Felipe n’en doutait pas une seconde, il y arriverait. Cette fois, il y arriverait. Son record s’établissait à 8 jours et 13 heures, les 13 heures les plus pénibles de toute sa vie. Son ventre était tellement gonflé qu’il ressemblait à une femme enceinte la veille de l’accouchement, mais surtout, ce qu’il n’avait pas prévu lorsqu’il s’était lancé dans cette entreprise, c’est qu’il ne pourrait pas dormir. La première fois qu’il avait tenté cette expérience, il s’était réveillé le quatrième jour, persuadé qu’il irait au bout, se sentant parfaitement bien, soulagé. Et pour cause, il avait déféqué dans son sommeil et accessoirement dans son lit.

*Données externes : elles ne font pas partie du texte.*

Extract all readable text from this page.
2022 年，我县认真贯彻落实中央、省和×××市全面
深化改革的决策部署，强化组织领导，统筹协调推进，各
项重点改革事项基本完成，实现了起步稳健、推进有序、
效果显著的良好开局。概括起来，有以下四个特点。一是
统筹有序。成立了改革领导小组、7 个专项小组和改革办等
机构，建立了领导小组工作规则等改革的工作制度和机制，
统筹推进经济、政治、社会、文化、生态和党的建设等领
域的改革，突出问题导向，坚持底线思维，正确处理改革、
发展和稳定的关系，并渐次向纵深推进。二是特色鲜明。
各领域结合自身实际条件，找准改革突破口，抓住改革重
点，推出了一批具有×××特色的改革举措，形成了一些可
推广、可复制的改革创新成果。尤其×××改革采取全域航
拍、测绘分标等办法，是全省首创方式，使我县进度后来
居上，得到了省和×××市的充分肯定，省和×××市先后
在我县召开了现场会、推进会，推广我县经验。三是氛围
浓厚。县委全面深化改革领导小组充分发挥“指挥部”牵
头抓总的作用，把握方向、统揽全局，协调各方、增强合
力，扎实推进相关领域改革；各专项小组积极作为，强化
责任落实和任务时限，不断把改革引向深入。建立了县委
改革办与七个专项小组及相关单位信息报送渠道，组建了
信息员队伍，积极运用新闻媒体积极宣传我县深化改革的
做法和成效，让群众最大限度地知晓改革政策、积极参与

Cette mésaventure n’avait pas arrêté Felipe dans sa quête. Il avait pris acte que se retenir ne suffisait pas, il devrait également apprendre à contrôler son sommeil. La tâche n’en serait que plus ardue mais le mérite d’autant plus grand. Felipe repensa à cette citation de Shakespeare « C’est la nuit qu’il est beau de croire à la lumière ». Superbe phrase qui le soutenait de manière régulière dans sa quête. Eut-il su qu’Edmond Rostand en était l’auteur, cela n’aurait rien changé à sa détermination. Depuis longtemps Felipe savait s’arranger avec la réalité pour en tirer, sinon le meilleur, le plus adapté à ses besoins du moment.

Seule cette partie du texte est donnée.